Lei Complementar nº 227/2026 sinaliza novo ciclo de atenção sobre heranças, doações e estruturas patrimoniais
A sanção da Lei Complementar nº 227/2026, embora amplamente associada à criação do Comitê Gestor do Imposto sobre Bens e Serviços (IBS), trouxe um efeito menos ruidoso — e potencialmente mais profundo — sobre a tributação do patrimônio: o avanço na harmonização das regras do ITCMD – Imposto sobre Transmissão Causa Mortis e Doação.
Historicamente marcado por insegurança jurídica, conflitos de competência entre Estados e decisões judiciais que limitaram sua cobrança em determinadas situações, o ITCMD passa a ocupar um espaço mais central no contexto da Reforma Tributária.

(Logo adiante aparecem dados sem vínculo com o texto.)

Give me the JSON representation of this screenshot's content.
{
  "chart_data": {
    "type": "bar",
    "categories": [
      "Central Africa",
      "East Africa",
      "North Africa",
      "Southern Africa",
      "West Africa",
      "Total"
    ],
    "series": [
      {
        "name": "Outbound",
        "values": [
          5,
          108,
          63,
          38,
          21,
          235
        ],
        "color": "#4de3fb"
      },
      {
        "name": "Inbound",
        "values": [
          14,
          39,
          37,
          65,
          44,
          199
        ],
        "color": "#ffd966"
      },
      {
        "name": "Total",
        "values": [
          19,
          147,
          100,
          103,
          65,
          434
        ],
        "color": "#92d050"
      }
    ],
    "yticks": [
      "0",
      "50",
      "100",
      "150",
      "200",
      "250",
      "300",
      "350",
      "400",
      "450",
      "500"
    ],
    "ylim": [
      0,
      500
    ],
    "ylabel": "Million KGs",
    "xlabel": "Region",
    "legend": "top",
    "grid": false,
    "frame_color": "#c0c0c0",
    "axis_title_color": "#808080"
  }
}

Menos zonas cinzentas, mais coordenação
A LC nº 227 estabelece normas gerais para a incidência do ITCMD, especialmente em casos que envolvem:
- bens localizados no exterior;
- doador ou falecido residente fora do Brasil;
- estruturas patrimoniais com conexão internacional.
O objetivo é alinhar a legislação infraconstitucional às diretrizes constitucionais da Reforma Tributária, reduzindo disputas entre Estados e trazendo maior uniformidade aos critérios de competência, fato gerador e conexão territorial.
Embora o ITCMD permaneça como tributo de competência estadual, o movimento é claro: menos espaço para interpretações isoladas e maior coordenação entre os entes federativos.
O efeito indireto da Reforma do Consumo
Com a tributação sobre o consumo migrando para um modelo mais uniforme, não cumulativo e centralizado, é natural que os Estados busquem compensar a perda de flexibilidade em outras frentes de arrecadação.
Nesse contexto, o ITCMD surge como um dos principais vetores de atenção fiscal, especialmente em relação a patrimônios relevantes, holdings familiares, reorganizações societárias e planejamentos sucessórios.
O patrimônio, que por anos ocupou um espaço secundário no debate tributário, passa a integrar de forma mais explícita a agenda fiscal dos Estados.
Impactos para famílias empresárias e estruturas patrimoniais
Ainda que muitos aspectos dependam de regulamentação estadual específica, o novo ambiente reforça a necessidade de cautela em operações como:
- doações de quotas e participações societárias;
- reorganizações patrimoniais e societárias;
- estruturas no exterior;
- planejamento sucessório de médio e longo prazo.
A sinalização trazida pela LC nº 227 é de que estruturas pouco transparentes ou baseadas em zonas cinzentas tendem a enfrentar maior escrutínio, especialmente em um cenário de integração de informações e fiscalização mais coordenada.
Um novo ciclo de atenção ao patrimônio
A discussão sobre o ITCMD deixa de ser periférica e passa a integrar, de forma definitiva, o debate sobre governança patrimonial, sucessão e planejamento tributário responsável.
Mais do que buscar economia fiscal pontual, o momento exige coerência técnica, alinhamento entre contabilidade, estrutura societária e estratégia familiar, e avaliação criteriosa de riscos à luz do novo ambiente tributário.